TBC1D14 suppressed cell migration and invasion through the inhibition of autophagy. (A-C) Wound healing assay was performed in TBC1D14-downregulated cells treated with DMSO, CQ (10μm/ml), or BA (100nm/ml). Representative images taken at 0h and 24h were shown on the left side. The mean percentage of wound healing area was shown on the right side. Scale bar: 100μm. (D-E) Migration and invasion ability of Fadu (D) and SCC15 (E) cells treated with DMSO, CQ (10μm/ml), or BA (100nm/ml) were analyzed by Transwell assay. Numbers of cells spreading through the transwell were counted by ImageJ software. Scale bar: 100μm. (F) Autophagy markers were detected in 16 cases of HNSCC primary-site tissues (8 cases with and 8 cases without lymph node metastasis) by western blotting analysis. * P-value <0.05, **0.01; ***<0.001. CQ: chloroquine. BA: bafilomycin A1. NC: negative control.
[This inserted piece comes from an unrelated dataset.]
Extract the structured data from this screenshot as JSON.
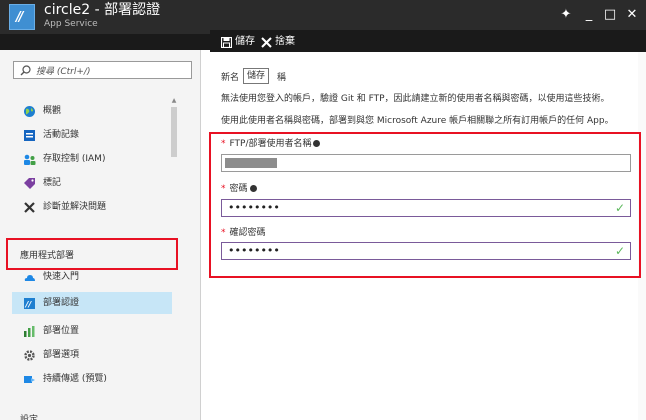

TBC1D14 downregulated MAEA both in HNSCC Cell line and HNSCC tissues. (A) The flow diagram of proteomics analysis. (B) TOP 20 down- or up-regulated proteins were shown in the heatmap. (C-F) The correlation between TBC1D14 and MAEA expression in HNSCC cell line was performed with qRT-PCR analysis (C-D) and western blotting analysis (E-F). (G-H) Immunohistochemical staining was performed to detect the correlation between TBC1D14 and MAEA expression in HNSCC tissues. Representative pictures were shown on the left side (G) and results of correlation analysis were placed on the right side (H). (I) Validation of the correlation between TBC1D14 and MAEA was performed in Human Protein Atlas datasets. * P-value <0.05, **0.01. EV1: empty vector of TBC1D14. TCGA: The Cancer Genome Atlas.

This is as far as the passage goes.